Нелегко обдумывать такие жестокие истины в трусах и босиком. Он натянул брюки, нашарил носки и туфли и снова продумал все от начала до конца, убирая шероховатости, затруднительные переходы, вводя связки, и так усовершенствовал свою аргументацию, что гнев разыгрался в нем с новой силой. Он распалил себя, и это было бы бессмысленно, если бы осталось невысказанным. Необходима ясность. Она должна узнать, что он думает и чувствует, – ему необходимо объяснить ей и показать. Он сдернул со стула пиджак и стремительно вышел из номера.
ГЛАВА 5
Она смотрела, как он идет к ней по берегу – сначала его фигура была лишь темно-синим пятном на потемневшей гальке, иногда будто неподвижная, она пропадала, растворялась в потемках, потом вдруг оказывалась ближе, как шахматная фигура, передвинутая на несколько клеток.
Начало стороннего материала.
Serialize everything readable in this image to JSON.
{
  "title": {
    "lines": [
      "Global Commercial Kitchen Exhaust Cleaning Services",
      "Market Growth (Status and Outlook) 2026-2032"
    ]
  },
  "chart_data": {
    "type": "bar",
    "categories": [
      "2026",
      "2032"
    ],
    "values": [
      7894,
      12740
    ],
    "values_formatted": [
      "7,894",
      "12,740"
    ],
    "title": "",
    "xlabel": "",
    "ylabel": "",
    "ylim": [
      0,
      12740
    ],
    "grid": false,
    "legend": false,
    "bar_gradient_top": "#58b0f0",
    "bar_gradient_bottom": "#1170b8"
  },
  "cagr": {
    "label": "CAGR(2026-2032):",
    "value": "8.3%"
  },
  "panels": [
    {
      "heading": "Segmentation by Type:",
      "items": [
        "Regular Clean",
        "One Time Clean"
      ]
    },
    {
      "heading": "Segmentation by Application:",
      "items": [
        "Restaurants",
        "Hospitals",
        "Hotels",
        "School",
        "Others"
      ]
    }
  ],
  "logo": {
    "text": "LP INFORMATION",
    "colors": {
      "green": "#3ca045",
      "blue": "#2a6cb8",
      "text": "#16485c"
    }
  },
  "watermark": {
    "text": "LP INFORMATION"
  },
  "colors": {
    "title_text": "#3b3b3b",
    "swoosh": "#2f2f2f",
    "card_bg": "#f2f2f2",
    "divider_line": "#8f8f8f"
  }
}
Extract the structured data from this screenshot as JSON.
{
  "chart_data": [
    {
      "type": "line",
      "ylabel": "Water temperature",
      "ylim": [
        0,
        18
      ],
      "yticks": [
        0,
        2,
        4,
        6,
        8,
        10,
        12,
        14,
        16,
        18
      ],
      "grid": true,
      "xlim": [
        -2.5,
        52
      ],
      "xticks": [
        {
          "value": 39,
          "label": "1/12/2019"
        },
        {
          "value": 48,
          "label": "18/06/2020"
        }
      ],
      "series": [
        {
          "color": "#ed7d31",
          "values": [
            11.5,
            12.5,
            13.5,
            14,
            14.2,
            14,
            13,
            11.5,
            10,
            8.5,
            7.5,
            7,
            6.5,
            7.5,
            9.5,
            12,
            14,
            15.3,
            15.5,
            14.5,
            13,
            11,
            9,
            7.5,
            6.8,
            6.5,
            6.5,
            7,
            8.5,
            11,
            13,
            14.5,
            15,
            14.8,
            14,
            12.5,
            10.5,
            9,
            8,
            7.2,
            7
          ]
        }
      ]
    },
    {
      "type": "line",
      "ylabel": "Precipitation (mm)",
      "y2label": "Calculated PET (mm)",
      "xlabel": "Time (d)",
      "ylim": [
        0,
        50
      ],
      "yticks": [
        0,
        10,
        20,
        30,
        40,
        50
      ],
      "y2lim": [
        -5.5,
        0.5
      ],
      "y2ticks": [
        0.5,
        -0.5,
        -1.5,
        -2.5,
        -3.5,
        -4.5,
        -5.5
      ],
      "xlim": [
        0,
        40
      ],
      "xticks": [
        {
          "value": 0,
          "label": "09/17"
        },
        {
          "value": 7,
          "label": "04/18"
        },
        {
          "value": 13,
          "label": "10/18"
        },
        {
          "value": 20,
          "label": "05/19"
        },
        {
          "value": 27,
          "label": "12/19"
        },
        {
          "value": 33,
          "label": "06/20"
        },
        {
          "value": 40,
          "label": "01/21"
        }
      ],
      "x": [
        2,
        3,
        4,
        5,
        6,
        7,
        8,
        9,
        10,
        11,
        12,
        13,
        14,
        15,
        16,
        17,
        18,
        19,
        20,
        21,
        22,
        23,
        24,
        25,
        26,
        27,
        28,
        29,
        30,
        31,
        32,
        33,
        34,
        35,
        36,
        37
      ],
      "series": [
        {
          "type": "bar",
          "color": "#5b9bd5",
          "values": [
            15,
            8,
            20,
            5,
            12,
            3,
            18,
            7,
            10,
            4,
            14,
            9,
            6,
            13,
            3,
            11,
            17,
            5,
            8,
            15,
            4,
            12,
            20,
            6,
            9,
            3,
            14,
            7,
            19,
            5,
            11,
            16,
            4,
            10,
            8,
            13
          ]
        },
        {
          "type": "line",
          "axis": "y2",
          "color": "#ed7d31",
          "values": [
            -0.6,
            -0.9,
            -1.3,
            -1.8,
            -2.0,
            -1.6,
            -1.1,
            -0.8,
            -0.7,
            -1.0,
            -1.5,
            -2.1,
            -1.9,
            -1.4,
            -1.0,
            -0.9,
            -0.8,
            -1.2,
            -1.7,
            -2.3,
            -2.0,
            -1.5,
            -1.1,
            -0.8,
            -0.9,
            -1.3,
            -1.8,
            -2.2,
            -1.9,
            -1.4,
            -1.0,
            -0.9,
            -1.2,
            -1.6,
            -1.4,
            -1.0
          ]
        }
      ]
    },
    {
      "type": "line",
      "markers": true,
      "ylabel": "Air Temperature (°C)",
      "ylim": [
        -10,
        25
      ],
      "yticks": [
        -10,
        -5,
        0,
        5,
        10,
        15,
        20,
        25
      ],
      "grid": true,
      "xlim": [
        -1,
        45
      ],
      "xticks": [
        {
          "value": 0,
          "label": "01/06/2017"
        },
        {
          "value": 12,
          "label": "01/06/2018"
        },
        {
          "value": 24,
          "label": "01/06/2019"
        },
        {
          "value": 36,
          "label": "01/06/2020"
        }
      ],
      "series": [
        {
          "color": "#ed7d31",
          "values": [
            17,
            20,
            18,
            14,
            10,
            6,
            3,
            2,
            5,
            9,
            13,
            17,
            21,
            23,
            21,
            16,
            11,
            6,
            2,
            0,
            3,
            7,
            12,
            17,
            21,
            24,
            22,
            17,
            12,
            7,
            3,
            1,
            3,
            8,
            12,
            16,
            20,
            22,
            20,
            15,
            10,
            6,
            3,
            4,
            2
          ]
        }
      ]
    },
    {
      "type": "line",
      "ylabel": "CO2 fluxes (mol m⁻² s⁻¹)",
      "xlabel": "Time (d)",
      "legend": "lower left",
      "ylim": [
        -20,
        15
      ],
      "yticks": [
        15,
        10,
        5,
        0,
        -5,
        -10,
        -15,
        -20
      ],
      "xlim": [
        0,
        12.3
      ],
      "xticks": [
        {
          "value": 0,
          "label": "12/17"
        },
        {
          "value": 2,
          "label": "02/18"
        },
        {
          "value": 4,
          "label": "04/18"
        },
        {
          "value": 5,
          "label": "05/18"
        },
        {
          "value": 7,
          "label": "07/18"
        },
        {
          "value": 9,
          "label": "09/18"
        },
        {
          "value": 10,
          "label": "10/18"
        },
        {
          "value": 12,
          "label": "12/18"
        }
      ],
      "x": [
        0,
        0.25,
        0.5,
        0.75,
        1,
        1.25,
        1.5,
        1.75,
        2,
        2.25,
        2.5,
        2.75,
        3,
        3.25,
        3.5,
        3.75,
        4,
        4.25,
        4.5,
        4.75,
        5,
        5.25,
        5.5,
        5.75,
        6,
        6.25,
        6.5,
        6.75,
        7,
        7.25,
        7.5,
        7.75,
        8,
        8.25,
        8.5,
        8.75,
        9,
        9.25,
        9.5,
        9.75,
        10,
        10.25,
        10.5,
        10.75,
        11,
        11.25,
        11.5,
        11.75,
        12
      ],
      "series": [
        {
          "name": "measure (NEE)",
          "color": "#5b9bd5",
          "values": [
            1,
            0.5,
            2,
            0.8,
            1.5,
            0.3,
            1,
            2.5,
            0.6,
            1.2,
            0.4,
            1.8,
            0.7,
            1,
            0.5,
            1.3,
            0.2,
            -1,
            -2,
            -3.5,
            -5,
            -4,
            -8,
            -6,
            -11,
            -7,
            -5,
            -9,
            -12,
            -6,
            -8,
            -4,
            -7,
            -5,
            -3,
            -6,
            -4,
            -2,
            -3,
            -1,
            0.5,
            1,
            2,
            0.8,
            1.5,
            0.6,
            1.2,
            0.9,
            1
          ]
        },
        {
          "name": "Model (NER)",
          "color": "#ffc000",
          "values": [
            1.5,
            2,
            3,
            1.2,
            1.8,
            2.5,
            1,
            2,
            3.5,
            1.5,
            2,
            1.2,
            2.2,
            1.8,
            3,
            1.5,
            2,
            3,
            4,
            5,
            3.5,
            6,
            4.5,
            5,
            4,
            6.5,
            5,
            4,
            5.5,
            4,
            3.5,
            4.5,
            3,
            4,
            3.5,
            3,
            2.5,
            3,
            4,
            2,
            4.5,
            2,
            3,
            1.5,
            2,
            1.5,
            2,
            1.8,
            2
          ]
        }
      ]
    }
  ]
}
Осадок дневного света лежал на берегу, а сзади нее, на востоке, на Портленде горели огоньки, и испод облака налился тусклым желтым отсветом городских фонарей. Она смотрела на него и хотела, чтобы он шел медленнее, испытывала виноватый страх перед ним и отчаянно желала подольше побыть одной. Какой бы ни сложился у них разговор, он вызывал у нее ужас. В ее представлении, не было таких слов, чтобы назвать происшедшее, не было общего языка, на котором двое разумных взрослых могли бы разговаривать о таких событиях. Тем более невообразим был спор. Невозможно было никакое обсуждение. Она не хотела об этом думать и надеялась, что он настроен так же. Но тогда о чем им вообще говорить? Зачем тогда они здесь? Это дело лежало между ними осязаемо, как географический пункт, как гора или мыс. Безымянное, необратимое. И ей было стыдно. Она была потрясена своей выходкой, потрясение еще отдавалось внутренней дрожью и как будто даже шумом в ушах. Вот почему она убежала так далеко по берегу, по податливой гальке, в неподходящих туфлях – подальше от спальни и от того, что в ней случилось, подальше от себя. Она вела себя кошмарно. Кошмарно . Это топорное, расхожее слово она повторила про себя несколько раз. В сущности, это был извинительный термин – она кошмарно играла в теннис, ее сестра кошмарно играла на рояле, – и Флоренс понимала, что слово вуалирует, а не характеризует ее поведение.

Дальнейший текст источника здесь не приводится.